Sony’s losses ballooned to 136 billion yen ($1.2 billion) last quarter as the Japanese electronics and entertainment company’s troubled mobile phone division reported huge red ink.
The Tokyo-based maker of the PlayStation 4 video game machines, Spider-Man movies and Xperia smartphones had reported a 19.6 billion yen loss for the same July-September period a year earlier.
The poor result released Friday was despite a 7% increase in quarterly sales to 1.9 trillion yen ($17.3 billion) as performance improved in cameras, TVs and game businesses.
It follows reports Sony South Africa is restructuring and will close its consumer audio/visual (CAV) business unit.
The CAV unit looks after Sony products such as cameras, televisions, and home audio.
Other divisions such as PlayStation (distributed by Ster-Kinekor) and Sony Mobile will not be affected, according to a Htxt report.
A Sony spokesperson stressed that the brand is not withdrawing from the country, while the company is looking into a new business model for some of Sony’s CAV products.
Sony told Htxt however, that up to 57 jobs could be lost during the restructuring process.

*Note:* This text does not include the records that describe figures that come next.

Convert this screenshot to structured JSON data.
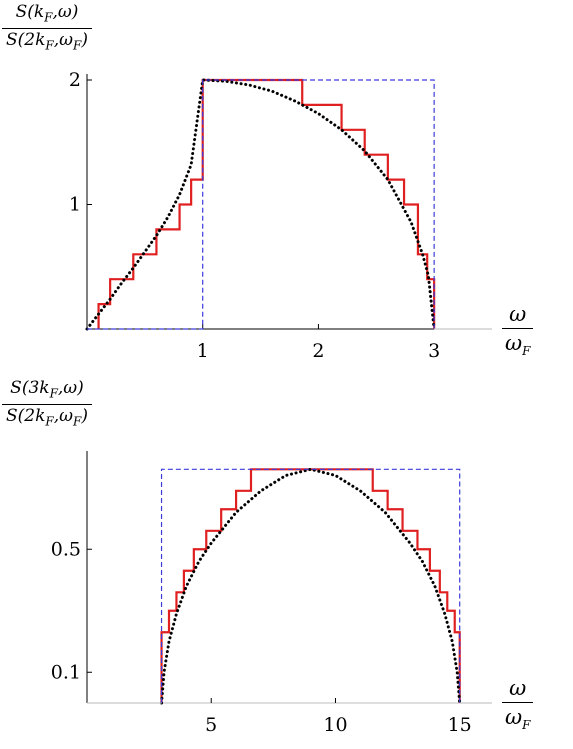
{
  "chart_data": [
    {
      "type": "line",
      "ylabel_num": "S(k_F,ω)",
      "ylabel_den": "S(2k_F,ω_F)",
      "xlabel_num": "ω",
      "xlabel_den": "ω_F",
      "xlim": [
        0,
        3.5
      ],
      "ylim": [
        0,
        2
      ],
      "xticks": [
        1,
        2,
        3
      ],
      "yticks": [
        1,
        2
      ],
      "series": [
        {
          "style": "solid",
          "color": "#e02020",
          "kind": "step",
          "x": [
            0.1,
            0.1,
            0.2,
            0.2,
            0.4,
            0.4,
            0.6,
            0.6,
            0.8,
            0.8,
            0.9,
            0.9,
            1.0,
            1.0,
            1.86,
            1.86,
            2.2,
            2.2,
            2.4,
            2.4,
            2.6,
            2.6,
            2.74,
            2.74,
            2.86,
            2.86,
            2.94,
            2.94,
            3.0,
            3.0
          ],
          "y": [
            0,
            0.2,
            0.2,
            0.4,
            0.4,
            0.6,
            0.6,
            0.8,
            0.8,
            1.0,
            1.0,
            1.2,
            1.2,
            2.0,
            2.0,
            1.8,
            1.8,
            1.6,
            1.6,
            1.4,
            1.4,
            1.2,
            1.2,
            1.0,
            1.0,
            0.6,
            0.6,
            0.4,
            0.4,
            0
          ]
        },
        {
          "style": "dotted",
          "color": "#000000",
          "kind": "curve",
          "x": [
            0,
            0.1,
            0.2,
            0.3,
            0.4,
            0.5,
            0.6,
            0.7,
            0.8,
            0.9,
            1.0,
            1.2,
            1.4,
            1.6,
            1.8,
            2.0,
            2.2,
            2.4,
            2.6,
            2.8,
            2.9,
            2.95,
            3.0
          ],
          "y": [
            0,
            0.12,
            0.24,
            0.37,
            0.49,
            0.62,
            0.75,
            0.9,
            1.08,
            1.32,
            2.0,
            1.99,
            1.96,
            1.91,
            1.83,
            1.73,
            1.6,
            1.43,
            1.2,
            0.86,
            0.6,
            0.43,
            0
          ]
        },
        {
          "style": "dashed",
          "color": "#3a3adc",
          "kind": "box",
          "x": [
            0,
            1.0,
            1.0,
            3.0,
            3.0
          ],
          "y": [
            0,
            0,
            2.0,
            2.0,
            0
          ]
        },
        {
          "style": "solid",
          "color": "#c8c8c8",
          "kind": "baseline",
          "x": [
            3.0,
            3.5
          ],
          "y": [
            0,
            0
          ]
        }
      ]
    },
    {
      "type": "line",
      "ylabel_num": "S(3k_F,ω)",
      "ylabel_den": "S(2k_F,ω_F)",
      "xlabel_num": "ω",
      "xlabel_den": "ω_F",
      "xlim": [
        0,
        16.3
      ],
      "ylim": [
        0,
        0.8
      ],
      "xticks": [
        5,
        10,
        15
      ],
      "yticks": [
        0.1,
        0.5
      ],
      "ytick_labels": [
        "0.1",
        "0.5"
      ],
      "series": [
        {
          "style": "solid",
          "color": "#e02020",
          "kind": "step",
          "x": [
            3.0,
            3.0,
            3.3,
            3.3,
            3.6,
            3.6,
            3.9,
            3.9,
            4.3,
            4.3,
            4.8,
            4.8,
            5.4,
            5.4,
            6.0,
            6.0,
            6.6,
            6.6,
            11.5,
            11.5,
            12.1,
            12.1,
            12.7,
            12.7,
            13.3,
            13.3,
            13.8,
            13.8,
            14.2,
            14.2,
            14.5,
            14.5,
            14.8,
            14.8,
            15.0,
            15.0
          ],
          "y": [
            0,
            0.23,
            0.23,
            0.3,
            0.3,
            0.36,
            0.36,
            0.43,
            0.43,
            0.5,
            0.5,
            0.56,
            0.56,
            0.63,
            0.63,
            0.69,
            0.69,
            0.76,
            0.76,
            0.69,
            0.69,
            0.63,
            0.63,
            0.56,
            0.56,
            0.5,
            0.5,
            0.43,
            0.43,
            0.36,
            0.36,
            0.3,
            0.3,
            0.23,
            0.23,
            0
          ]
        },
        {
          "style": "dotted",
          "color": "#000000",
          "kind": "curve",
          "x": [
            3.0,
            3.1,
            3.3,
            3.6,
            4.0,
            4.5,
            5.0,
            5.5,
            6.0,
            7.0,
            8.0,
            9.0,
            10.0,
            11.0,
            12.0,
            12.5,
            13.0,
            13.5,
            14.0,
            14.4,
            14.7,
            14.9,
            15.0
          ],
          "y": [
            0,
            0.1,
            0.2,
            0.29,
            0.38,
            0.46,
            0.52,
            0.57,
            0.62,
            0.69,
            0.74,
            0.76,
            0.74,
            0.69,
            0.62,
            0.57,
            0.52,
            0.46,
            0.38,
            0.29,
            0.2,
            0.1,
            0
          ]
        },
        {
          "style": "dashed",
          "color": "#3a3adc",
          "kind": "box",
          "x": [
            3.0,
            3.0,
            15.0,
            15.0
          ],
          "y": [
            0,
            0.76,
            0.76,
            0
          ]
        },
        {
          "style": "solid",
          "color": "#c8c8c8",
          "kind": "baseline",
          "x": [
            0,
            3.0
          ],
          "y": [
            0,
            0
          ]
        },
        {
          "style": "solid",
          "color": "#c8c8c8",
          "kind": "baseline",
          "x": [
            15.0,
            16.3
          ],
          "y": [
            0,
            0
          ]
        }
      ]
    }
  ]
}
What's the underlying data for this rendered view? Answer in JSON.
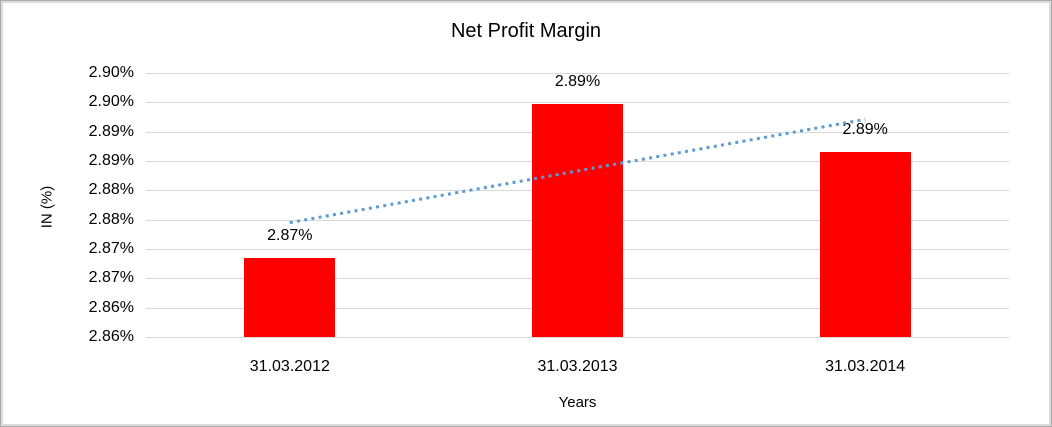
{
  "window": {
    "background": "#FFFFFF",
    "border_color": "#DBDBDB"
  },
  "chart_data": {
    "type": "bar",
    "title": "Net Profit Margin",
    "xlabel": "Years",
    "ylabel": "IN (%)",
    "categories": [
      "31.03.2012",
      "31.03.2013",
      "31.03.2014"
    ],
    "series": [
      {
        "name": "Net Profit Margin",
        "color": "#FF0000",
        "values": [
          2.8684,
          2.8948,
          2.8866
        ],
        "data_labels": [
          "2.87%",
          "2.89%",
          "2.89%"
        ]
      }
    ],
    "ylim": [
      2.855,
      2.9
    ],
    "ytick_step": 0.005,
    "ytick_labels_top_to_bottom": [
      "2.90%",
      "2.90%",
      "2.89%",
      "2.89%",
      "2.88%",
      "2.88%",
      "2.87%",
      "2.87%",
      "2.86%",
      "2.86%"
    ],
    "grid": true,
    "gridline_color": "#D9D9D9",
    "legend": "none",
    "trendline": {
      "type": "linear",
      "style": "dotted",
      "color": "#5B9BD5",
      "start_value": 2.8745,
      "end_value": 2.8921
    }
  }
}
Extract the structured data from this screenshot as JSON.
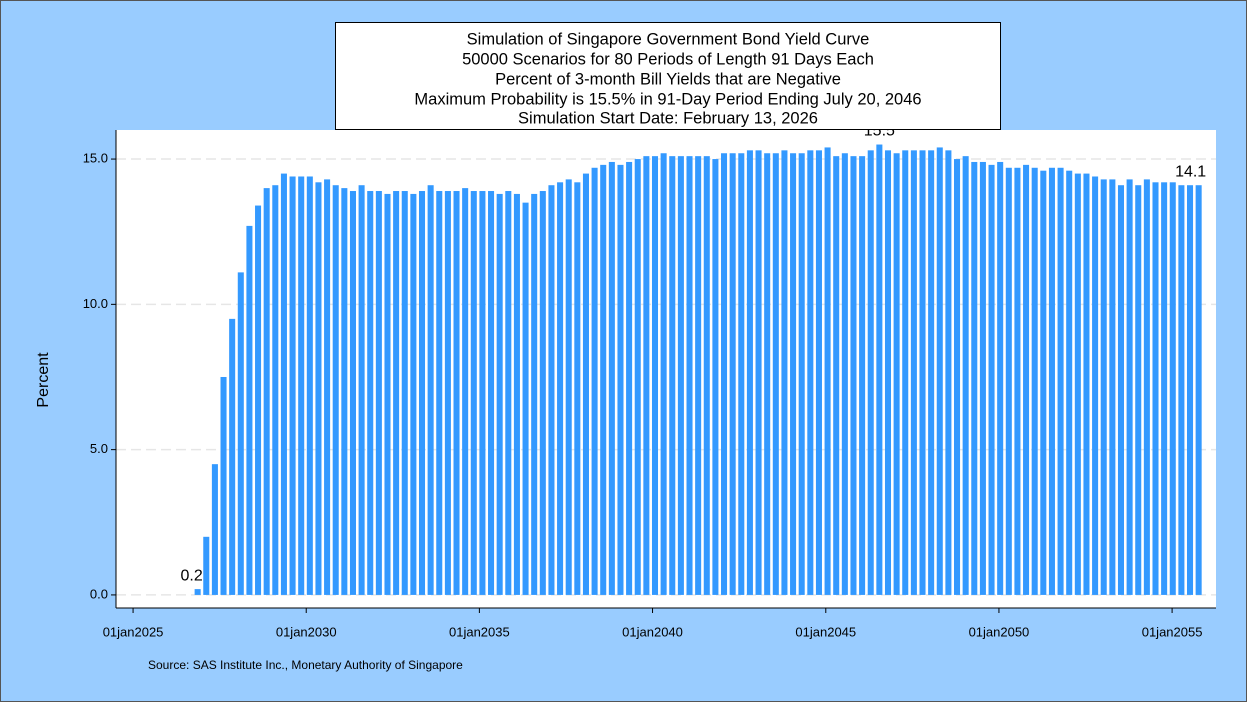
{
  "chart_data": {
    "type": "bar",
    "title": [
      "Simulation of Singapore Government Bond Yield Curve",
      "50000 Scenarios for 80 Periods of Length 91 Days Each",
      "Percent of 3-month Bill Yields that are Negative",
      "Maximum Probability is 15.5% in 91-Day Period Ending July 20, 2046",
      "Simulation Start Date: February 13, 2026"
    ],
    "y_label": "Percent",
    "source": "Source: SAS Institute Inc., Monetary Authority of Singapore",
    "color": "#3399ff",
    "grid": true,
    "xlim": [
      "2024-07-05",
      "2056-04-08"
    ],
    "xticks": [
      {
        "value": "2025-01-01",
        "label": "01jan2025"
      },
      {
        "value": "2030-01-01",
        "label": "01jan2030"
      },
      {
        "value": "2035-01-01",
        "label": "01jan2035"
      },
      {
        "value": "2040-01-01",
        "label": "01jan2040"
      },
      {
        "value": "2045-01-01",
        "label": "01jan2045"
      },
      {
        "value": "2050-01-01",
        "label": "01jan2050"
      },
      {
        "value": "2055-01-01",
        "label": "01jan2055"
      }
    ],
    "ylim": [
      -0.45,
      16.0
    ],
    "yticks": [
      {
        "value": 0,
        "label": "0.0"
      },
      {
        "value": 5,
        "label": "5.0"
      },
      {
        "value": 10,
        "label": "10.0"
      },
      {
        "value": 15,
        "label": "15.0"
      }
    ],
    "x": [
      "2026-11-13",
      "2027-02-12",
      "2027-05-14",
      "2027-08-13",
      "2027-11-12",
      "2028-02-11",
      "2028-05-12",
      "2028-08-11",
      "2028-11-10",
      "2029-02-09",
      "2029-05-11",
      "2029-08-10",
      "2029-11-09",
      "2030-02-08",
      "2030-05-10",
      "2030-08-09",
      "2030-11-08",
      "2031-02-07",
      "2031-05-09",
      "2031-08-08",
      "2031-11-07",
      "2032-02-06",
      "2032-05-07",
      "2032-08-06",
      "2032-11-05",
      "2033-02-04",
      "2033-05-06",
      "2033-08-05",
      "2033-11-04",
      "2034-02-03",
      "2034-05-05",
      "2034-08-04",
      "2034-11-03",
      "2035-02-02",
      "2035-05-04",
      "2035-08-03",
      "2035-11-02",
      "2036-02-01",
      "2036-05-02",
      "2036-08-01",
      "2036-10-31",
      "2037-01-30",
      "2037-05-01",
      "2037-07-31",
      "2037-10-30",
      "2038-01-29",
      "2038-04-30",
      "2038-07-30",
      "2038-10-29",
      "2039-01-28",
      "2039-04-29",
      "2039-07-29",
      "2039-10-28",
      "2040-01-27",
      "2040-04-27",
      "2040-07-27",
      "2040-10-26",
      "2041-01-25",
      "2041-04-26",
      "2041-07-26",
      "2041-10-25",
      "2042-01-24",
      "2042-04-25",
      "2042-07-25",
      "2042-10-24",
      "2043-01-23",
      "2043-04-24",
      "2043-07-24",
      "2043-10-23",
      "2044-01-22",
      "2044-04-22",
      "2044-07-22",
      "2044-10-21",
      "2045-01-20",
      "2045-04-21",
      "2045-07-21",
      "2045-10-20",
      "2046-01-19",
      "2046-04-20",
      "2046-07-20",
      "2046-10-19",
      "2047-01-18",
      "2047-04-19",
      "2047-07-19",
      "2047-10-18",
      "2048-01-17",
      "2048-04-17",
      "2048-07-17",
      "2048-10-16",
      "2049-01-15",
      "2049-04-16",
      "2049-07-16",
      "2049-10-15",
      "2050-01-14",
      "2050-04-15",
      "2050-07-15",
      "2050-10-14",
      "2051-01-13",
      "2051-04-14",
      "2051-07-14",
      "2051-10-13",
      "2052-01-12",
      "2052-04-12",
      "2052-07-12",
      "2052-10-11",
      "2053-01-10",
      "2053-04-11",
      "2053-07-11",
      "2053-10-10",
      "2054-01-09",
      "2054-04-10",
      "2054-07-10",
      "2054-10-09",
      "2055-01-08",
      "2055-04-09",
      "2055-07-09",
      "2055-10-08"
    ],
    "values": [
      0.2,
      2.0,
      4.5,
      7.5,
      9.5,
      11.1,
      12.7,
      13.4,
      14.0,
      14.1,
      14.5,
      14.4,
      14.4,
      14.4,
      14.2,
      14.3,
      14.1,
      14.0,
      13.9,
      14.1,
      13.9,
      13.9,
      13.8,
      13.9,
      13.9,
      13.8,
      13.9,
      14.1,
      13.9,
      13.9,
      13.9,
      14.0,
      13.9,
      13.9,
      13.9,
      13.8,
      13.9,
      13.8,
      13.5,
      13.8,
      13.9,
      14.1,
      14.2,
      14.3,
      14.2,
      14.5,
      14.7,
      14.8,
      14.9,
      14.8,
      14.9,
      15.0,
      15.1,
      15.1,
      15.2,
      15.1,
      15.1,
      15.1,
      15.1,
      15.1,
      15.0,
      15.2,
      15.2,
      15.2,
      15.3,
      15.3,
      15.2,
      15.2,
      15.3,
      15.2,
      15.2,
      15.3,
      15.3,
      15.4,
      15.1,
      15.2,
      15.1,
      15.1,
      15.3,
      15.5,
      15.3,
      15.2,
      15.3,
      15.3,
      15.3,
      15.3,
      15.4,
      15.3,
      15.0,
      15.1,
      14.9,
      14.9,
      14.8,
      14.9,
      14.7,
      14.7,
      14.8,
      14.7,
      14.6,
      14.7,
      14.7,
      14.6,
      14.5,
      14.5,
      14.4,
      14.3,
      14.3,
      14.1,
      14.3,
      14.1,
      14.3,
      14.2,
      14.2,
      14.2,
      14.1,
      14.1,
      14.1
    ]
  }
}
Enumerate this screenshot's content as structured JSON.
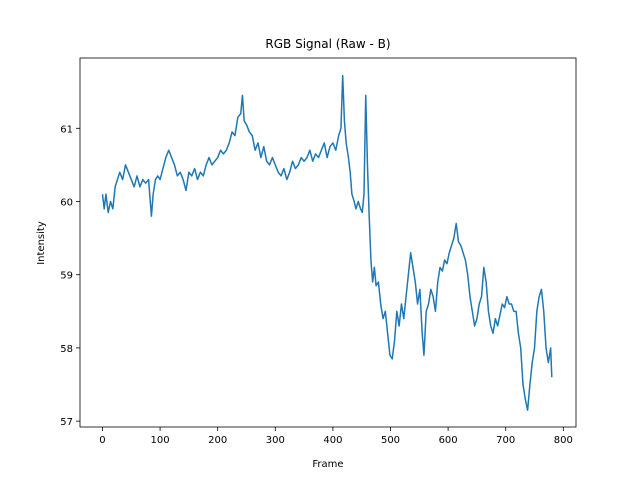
{
  "chart_data": {
    "type": "line",
    "title": "RGB Signal (Raw - B)",
    "x_label": "Frame",
    "y_label": "Intensity",
    "xlim": [
      -39,
      822
    ],
    "ylim": [
      56.92,
      61.96
    ],
    "xticks": [
      0,
      100,
      200,
      300,
      400,
      500,
      600,
      700,
      800
    ],
    "yticks": [
      57,
      58,
      59,
      60,
      61
    ],
    "series": [
      {
        "name": "B",
        "color": "#1f77b4",
        "x": [
          0,
          3,
          6,
          10,
          14,
          18,
          22,
          26,
          30,
          35,
          40,
          45,
          50,
          55,
          60,
          65,
          70,
          75,
          80,
          85,
          88,
          92,
          96,
          100,
          105,
          110,
          115,
          120,
          125,
          130,
          135,
          140,
          145,
          150,
          155,
          160,
          165,
          170,
          175,
          180,
          185,
          190,
          195,
          200,
          205,
          210,
          215,
          220,
          225,
          230,
          235,
          240,
          243,
          246,
          250,
          255,
          260,
          265,
          270,
          275,
          280,
          285,
          290,
          295,
          300,
          305,
          310,
          315,
          320,
          325,
          330,
          335,
          340,
          345,
          350,
          355,
          360,
          365,
          370,
          375,
          380,
          385,
          390,
          395,
          400,
          405,
          410,
          414,
          417,
          420,
          423,
          427,
          430,
          433,
          437,
          440,
          444,
          448,
          451,
          454,
          457,
          460,
          463,
          466,
          469,
          472,
          475,
          479,
          483,
          487,
          491,
          495,
          499,
          503,
          507,
          511,
          515,
          519,
          523,
          527,
          531,
          535,
          539,
          543,
          547,
          551,
          555,
          558,
          562,
          566,
          570,
          574,
          578,
          582,
          586,
          590,
          594,
          598,
          602,
          606,
          610,
          614,
          618,
          622,
          626,
          630,
          634,
          638,
          642,
          646,
          650,
          654,
          658,
          662,
          666,
          670,
          674,
          678,
          682,
          686,
          690,
          694,
          698,
          702,
          706,
          710,
          714,
          718,
          722,
          726,
          730,
          734,
          738,
          742,
          746,
          750,
          754,
          758,
          762,
          766,
          770,
          774,
          778,
          780
        ],
        "values": [
          60.1,
          59.9,
          60.1,
          59.85,
          60.0,
          59.9,
          60.2,
          60.3,
          60.4,
          60.3,
          60.5,
          60.4,
          60.3,
          60.2,
          60.35,
          60.2,
          60.3,
          60.25,
          60.3,
          59.8,
          60.1,
          60.3,
          60.35,
          60.3,
          60.45,
          60.6,
          60.7,
          60.6,
          60.5,
          60.35,
          60.4,
          60.3,
          60.15,
          60.4,
          60.35,
          60.45,
          60.3,
          60.4,
          60.35,
          60.5,
          60.6,
          60.5,
          60.55,
          60.6,
          60.7,
          60.65,
          60.7,
          60.8,
          60.95,
          60.9,
          61.15,
          61.2,
          61.45,
          61.1,
          61.05,
          60.95,
          60.9,
          60.7,
          60.8,
          60.6,
          60.75,
          60.55,
          60.5,
          60.6,
          60.5,
          60.4,
          60.35,
          60.45,
          60.3,
          60.4,
          60.55,
          60.45,
          60.5,
          60.6,
          60.55,
          60.6,
          60.7,
          60.55,
          60.65,
          60.6,
          60.7,
          60.8,
          60.6,
          60.75,
          60.8,
          60.7,
          60.9,
          61.0,
          61.72,
          61.1,
          60.8,
          60.6,
          60.4,
          60.1,
          60.0,
          59.9,
          60.0,
          59.9,
          59.85,
          60.1,
          61.45,
          60.5,
          59.8,
          59.2,
          58.9,
          59.1,
          58.85,
          58.9,
          58.6,
          58.4,
          58.5,
          58.2,
          57.9,
          57.85,
          58.1,
          58.5,
          58.3,
          58.6,
          58.4,
          58.7,
          59.0,
          59.3,
          59.1,
          58.9,
          58.6,
          58.8,
          58.2,
          57.9,
          58.5,
          58.6,
          58.8,
          58.7,
          58.5,
          58.9,
          59.1,
          59.05,
          59.2,
          59.15,
          59.3,
          59.4,
          59.5,
          59.7,
          59.45,
          59.4,
          59.3,
          59.2,
          59.0,
          58.7,
          58.5,
          58.3,
          58.4,
          58.6,
          58.7,
          59.1,
          58.9,
          58.5,
          58.3,
          58.2,
          58.4,
          58.3,
          58.45,
          58.6,
          58.55,
          58.7,
          58.6,
          58.6,
          58.5,
          58.5,
          58.2,
          58.0,
          57.5,
          57.3,
          57.15,
          57.5,
          57.8,
          58.0,
          58.5,
          58.7,
          58.8,
          58.5,
          58.0,
          57.8,
          58.0,
          57.6
        ]
      }
    ]
  }
}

Last month, Sony wrote down the value of its mobile phone business by 176 billion ($1.6 billion). The mobile communications unit recorded a 172 billion yen ($1.6) operating loss for the quarter.
Sony stuck to its forecast for the year through March 2015 of a 230 billion yen ($2.1 billion) loss.
Sony has lost money in six of the seven past years, struggling amid intense competition from Apple Inc. of the US, Samsung Electronics Co. of South Korea and a host of other cheaper Asian rivals.
It has repeatedly promised turnarounds but failed to deliver, partly because even if one part of its sprawling business empire recovers, another area usually falters.
Under an overhaul announced earlier this year, Sony sold its Vaio computer business and is splitting off its TV division to run as a wholly-owned subsidiary.
Sony’s TV division has lost money for 10 years straight.
In Sony’s movie business, its lower theatrical revenue for the quarter was partially offset by higher home entertainment and TV licensing income, such as the home entertainment release of “The Amazing Spider-Man 2.”
Sony had a profitable fiscal first quarter, but that had been from the sales of its Tokyo property and its stake in a Tokyo game maker.